The difficulty lies in trying to get information across to the reader that Amy herself doesn’t know or wouldn’t believe anyway. During revisions for Under the Rose with my editor, one of the scenes she wanted me to reexamine involved a secondary character’s motivation. It wasn’t what Amy thought it was, but Amy was so certain that her perception was correct (she’s awfully forceful, that girl), that we were concerned the reader wouldn’t grasp the fact that Amy was mistaken. I had to write the scene a few different ways before I found the perfect balance of making it clear to the reader what the secondary character was actually driving at while at the same time not making it seem like Amy was stupid for not picking up on it herself. Because every character has blind spots. In the end, the way the effect was accomplished was through a combination of carefully worded dialogue and body language. But it did give me fits!

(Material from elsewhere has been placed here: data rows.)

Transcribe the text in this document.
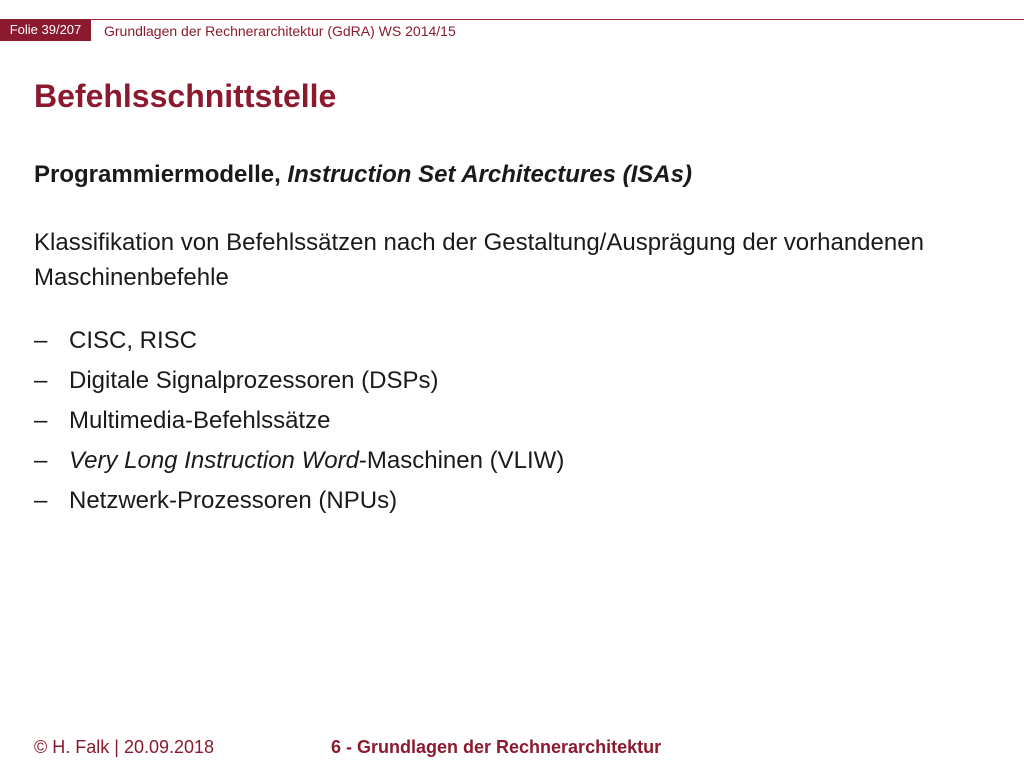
Folie 39/207	Grundlagen der Rechnerarchitektur (GdRA) WS 2014/15
Befehlsschnittstelle
Programmiermodelle, Instruction Set Architectures (ISAs)
Klassifikation von Befehlssätzen nach der Gestaltung/Ausprägung der vorhandenen Maschinenbefehle
– CISC, RISC
– Digitale Signalprozessoren (DSPs)
– Multimedia-Befehlssätze
– Very Long Instruction Word-Maschinen (VLIW)
– Netzwerk-Prozessoren (NPUs)
© H. Falk | 20.09.2018	6 - Grundlagen der Rechnerarchitektur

One way to accomplish subverting Amy’s (or any character’s) narration when she’s being “unreliable” is through the same technique you use to make a reader have sympathy for an otherwise unsympathetic character. No, not “Save the Cat.” You make another character have the same reaction. For instance, Amy thinks that George is the most beautiful man on campus. Now, maybe her taste is massively screwed up, and you just get the sense that George is gorgeous because you only hear about him from Amy. Maybe in real life, he looks like Lyle Lovett and Amy is just having a Julia Roberts moment. The way the reader knows that Amy isn’t just biased on this George issue is because the other characters occasionally remark upon how good looking George is as well.
The opposite of this case is Clarissa. At the beginning of SSG, Amy says Clarissa is a bitch. Nobody backs her up on this supposition. A lot of them actually seem to like Clarissa just fine. And in fact, at the start of UTR, Lydia, who is Amy’s best friend and will hate Clarissa in moral support for Amy alone, is confused when she finds out that Amy is dragging her to a party at Clarissa’s apartment. So there you see how Amy’s bias regarding Clarissa can not only color her friend’s opinions, but also the readers, and you need to have independent, non-biased sources, like, say, Malcolm, who can quietly subvert the opinion you’re getting from your narrator.
Today’s tip was brought to you by the number 16.